Ruth Weiss: Zimbabwe vor der Wahl (28)
Kolumne 28
Beim SADC-Gipfel in Maputo am 15. Juni wurde Präsident Robert Mugabe
flach gelegt. Bei seinem ungewöhnlichen Rückzieher musste er
zulassen, dass Justizminister Patrick Chinamasa das Verfassungsgericht
um eine Verschiebung des Wahltermins um zwei Wochen vom 31. Juli
auf den 14. August ersuchen wird.(1) Der Generalsekretär der SADC,
Tomaz Salomão, versicherte, seine Organisation werde die Entscheidung
des Gerichts respektieren.(2) Der Herald brachte eine Falschmeldung,
in der er behauptete, der Gipfel habe den Termin am 31. Juli aufrecht
erhalten.(3)
Die Entscheidung für den Dringlichkeitsantrag hat das Land in eine
neue Krise gestürzt (4), diesmal fabriziert von Chinamasa: der
Minister wiederholte seine Überzeugung, es bedürfe keiner Reformen.

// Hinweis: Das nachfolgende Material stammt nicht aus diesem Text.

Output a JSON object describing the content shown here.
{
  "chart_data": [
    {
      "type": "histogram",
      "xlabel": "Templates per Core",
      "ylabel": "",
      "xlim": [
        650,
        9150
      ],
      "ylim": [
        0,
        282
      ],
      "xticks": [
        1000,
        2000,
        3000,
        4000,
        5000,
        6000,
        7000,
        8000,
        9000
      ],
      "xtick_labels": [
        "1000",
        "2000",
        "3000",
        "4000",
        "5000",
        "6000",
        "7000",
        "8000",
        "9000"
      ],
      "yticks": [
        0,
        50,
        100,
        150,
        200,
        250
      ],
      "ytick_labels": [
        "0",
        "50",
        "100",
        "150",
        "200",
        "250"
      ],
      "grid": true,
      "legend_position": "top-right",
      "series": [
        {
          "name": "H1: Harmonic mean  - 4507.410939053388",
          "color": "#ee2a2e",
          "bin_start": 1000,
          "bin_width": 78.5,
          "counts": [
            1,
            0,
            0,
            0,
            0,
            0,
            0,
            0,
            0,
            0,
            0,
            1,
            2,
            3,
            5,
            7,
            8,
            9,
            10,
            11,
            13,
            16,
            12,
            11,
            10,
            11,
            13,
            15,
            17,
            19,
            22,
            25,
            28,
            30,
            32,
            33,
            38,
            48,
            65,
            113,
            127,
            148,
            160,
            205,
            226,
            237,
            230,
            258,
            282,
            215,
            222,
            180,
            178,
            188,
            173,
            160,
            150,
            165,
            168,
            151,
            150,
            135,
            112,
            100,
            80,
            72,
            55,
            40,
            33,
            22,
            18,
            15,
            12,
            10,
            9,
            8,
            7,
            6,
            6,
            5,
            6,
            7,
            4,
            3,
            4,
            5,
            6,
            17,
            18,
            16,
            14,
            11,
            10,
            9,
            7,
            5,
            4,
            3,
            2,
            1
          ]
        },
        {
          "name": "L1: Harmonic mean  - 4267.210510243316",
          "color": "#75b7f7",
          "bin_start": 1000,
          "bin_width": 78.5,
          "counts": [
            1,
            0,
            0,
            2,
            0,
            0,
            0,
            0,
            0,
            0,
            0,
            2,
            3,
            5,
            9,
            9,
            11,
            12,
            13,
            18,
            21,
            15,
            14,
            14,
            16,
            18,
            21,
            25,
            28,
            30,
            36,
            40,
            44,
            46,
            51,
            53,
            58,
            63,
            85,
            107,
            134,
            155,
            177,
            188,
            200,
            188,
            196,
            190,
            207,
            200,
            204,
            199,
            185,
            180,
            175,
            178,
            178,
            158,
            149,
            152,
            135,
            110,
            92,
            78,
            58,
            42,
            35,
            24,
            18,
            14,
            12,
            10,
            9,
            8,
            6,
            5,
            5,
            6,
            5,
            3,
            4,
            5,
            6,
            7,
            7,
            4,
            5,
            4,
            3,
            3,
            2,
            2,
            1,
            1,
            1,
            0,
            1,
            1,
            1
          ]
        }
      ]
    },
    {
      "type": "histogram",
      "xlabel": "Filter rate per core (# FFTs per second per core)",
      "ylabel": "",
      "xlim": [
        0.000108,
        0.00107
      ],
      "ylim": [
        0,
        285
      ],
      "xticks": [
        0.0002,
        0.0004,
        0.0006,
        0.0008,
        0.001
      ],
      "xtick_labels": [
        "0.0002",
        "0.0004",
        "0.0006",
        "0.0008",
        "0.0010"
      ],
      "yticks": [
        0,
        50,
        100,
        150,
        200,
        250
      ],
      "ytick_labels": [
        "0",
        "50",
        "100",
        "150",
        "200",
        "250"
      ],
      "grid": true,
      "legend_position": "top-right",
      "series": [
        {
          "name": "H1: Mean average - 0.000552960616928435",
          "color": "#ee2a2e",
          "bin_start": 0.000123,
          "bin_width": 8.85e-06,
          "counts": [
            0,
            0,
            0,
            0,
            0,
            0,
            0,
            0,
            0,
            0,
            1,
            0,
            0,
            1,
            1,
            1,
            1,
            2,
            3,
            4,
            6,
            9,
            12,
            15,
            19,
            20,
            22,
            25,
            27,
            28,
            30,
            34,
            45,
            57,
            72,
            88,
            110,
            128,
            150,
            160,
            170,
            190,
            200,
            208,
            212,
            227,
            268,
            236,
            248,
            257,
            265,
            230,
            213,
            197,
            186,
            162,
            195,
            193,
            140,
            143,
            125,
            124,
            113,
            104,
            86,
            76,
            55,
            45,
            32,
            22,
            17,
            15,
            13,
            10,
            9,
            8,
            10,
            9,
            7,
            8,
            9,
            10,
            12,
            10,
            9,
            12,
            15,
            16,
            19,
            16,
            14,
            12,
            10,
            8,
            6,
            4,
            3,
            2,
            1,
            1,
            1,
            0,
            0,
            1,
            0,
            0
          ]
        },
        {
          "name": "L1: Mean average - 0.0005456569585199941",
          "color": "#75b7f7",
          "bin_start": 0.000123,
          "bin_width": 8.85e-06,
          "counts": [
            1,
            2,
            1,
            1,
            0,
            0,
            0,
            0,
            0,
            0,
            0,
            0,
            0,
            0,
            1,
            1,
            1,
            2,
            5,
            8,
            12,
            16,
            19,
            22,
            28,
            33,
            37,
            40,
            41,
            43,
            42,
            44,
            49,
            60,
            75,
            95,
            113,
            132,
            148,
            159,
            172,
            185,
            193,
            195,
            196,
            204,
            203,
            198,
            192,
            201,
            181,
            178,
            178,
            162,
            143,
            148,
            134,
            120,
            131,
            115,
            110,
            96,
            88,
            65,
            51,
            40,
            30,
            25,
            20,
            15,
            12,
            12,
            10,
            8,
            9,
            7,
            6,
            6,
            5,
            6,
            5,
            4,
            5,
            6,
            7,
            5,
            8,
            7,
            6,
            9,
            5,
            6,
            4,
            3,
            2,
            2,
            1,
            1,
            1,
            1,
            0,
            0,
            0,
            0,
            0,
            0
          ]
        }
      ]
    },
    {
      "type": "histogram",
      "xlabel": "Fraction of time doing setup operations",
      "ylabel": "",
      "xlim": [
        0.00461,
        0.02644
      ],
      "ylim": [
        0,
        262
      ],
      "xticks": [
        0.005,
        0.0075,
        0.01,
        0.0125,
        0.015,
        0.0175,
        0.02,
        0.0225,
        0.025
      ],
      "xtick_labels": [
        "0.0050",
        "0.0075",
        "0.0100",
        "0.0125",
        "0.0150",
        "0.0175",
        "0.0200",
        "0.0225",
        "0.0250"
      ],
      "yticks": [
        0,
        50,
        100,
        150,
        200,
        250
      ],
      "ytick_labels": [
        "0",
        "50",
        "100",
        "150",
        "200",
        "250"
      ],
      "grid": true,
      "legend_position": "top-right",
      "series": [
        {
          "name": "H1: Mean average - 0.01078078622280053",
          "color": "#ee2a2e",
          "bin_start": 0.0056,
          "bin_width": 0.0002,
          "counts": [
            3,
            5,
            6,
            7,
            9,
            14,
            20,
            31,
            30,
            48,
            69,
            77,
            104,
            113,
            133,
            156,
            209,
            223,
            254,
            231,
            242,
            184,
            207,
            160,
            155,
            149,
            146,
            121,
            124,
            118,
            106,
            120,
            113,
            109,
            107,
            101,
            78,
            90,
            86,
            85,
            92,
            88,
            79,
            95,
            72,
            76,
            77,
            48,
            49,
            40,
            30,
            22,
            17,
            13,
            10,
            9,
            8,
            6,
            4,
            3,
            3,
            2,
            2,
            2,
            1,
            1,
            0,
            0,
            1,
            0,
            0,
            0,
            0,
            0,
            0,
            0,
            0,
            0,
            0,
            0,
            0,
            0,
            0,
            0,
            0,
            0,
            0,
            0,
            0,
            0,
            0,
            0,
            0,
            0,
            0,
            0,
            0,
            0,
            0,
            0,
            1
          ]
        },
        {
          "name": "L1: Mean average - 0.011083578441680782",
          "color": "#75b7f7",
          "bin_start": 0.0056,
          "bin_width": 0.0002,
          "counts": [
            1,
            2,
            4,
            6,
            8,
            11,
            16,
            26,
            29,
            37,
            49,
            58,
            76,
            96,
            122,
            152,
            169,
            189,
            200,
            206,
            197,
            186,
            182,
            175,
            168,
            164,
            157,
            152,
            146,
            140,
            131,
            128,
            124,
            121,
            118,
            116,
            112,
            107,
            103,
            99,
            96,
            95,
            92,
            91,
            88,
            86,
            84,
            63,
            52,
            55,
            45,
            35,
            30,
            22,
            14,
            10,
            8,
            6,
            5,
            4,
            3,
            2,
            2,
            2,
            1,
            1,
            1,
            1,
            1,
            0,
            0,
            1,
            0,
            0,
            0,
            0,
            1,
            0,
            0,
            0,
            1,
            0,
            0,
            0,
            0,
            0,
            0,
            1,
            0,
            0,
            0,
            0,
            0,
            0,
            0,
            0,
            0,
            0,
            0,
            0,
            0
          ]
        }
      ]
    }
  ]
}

Ferner warnte er, das Verfassungsgericht werde sich weigern, dem
Antrag zu entsprechen, so dass es letztlich beim geplanten Fahrplan
bleiben werde.(5) Ohne weitere Konsultation reichte er dann den
Verlängerungsantrag bei Gericht ein und fügte hinzu, der Schritt
sei von einer ausländischen Körperschaft angeordnet worden, während
der Präsident das Gericht respektiert und sich seinem Urteil gefügt
habe. Die Formulierung lädt geradezu zu einer Ablehnung ein, so
dass Prof. Welshman Ncube, Finanzminister Tendai Biti und Chinamasa
einen neuen Antrag verfassten.(6) Allerdings widersetzte sich der
Justizminister den Parteiführern, als er sich weigerte, seinen
Antrag zurückzuziehen.(7)
Die Uneinigkeit im Kabinett offenbarte sich, als die Mehrheit der
ZANU-PF-Minister am 18. Juni eine Kabinettssitzung verließ, bevor
die Wahlen besprochen wurden. Daraufhin hat sich die Verantwortung
auf die Parteiführer verlagert.
Mugabe, der mit einem Gefolge von 67 Leuten in Maputo angekommen
war, blieb guter Dinge, beschrieb das Ergebnis des Treffens als
einen "Triumph für Zimbabwe" und spöttelte, seine MDC-Koalitionspartner
hätten Angst vor den Wahlen, die sie ohnehin verlieren würden.-
Andere befürchten, die Frist von zwei Wochen reiche nicht für die
notwendigen Schritte hin zu fairen Wahlen.(8)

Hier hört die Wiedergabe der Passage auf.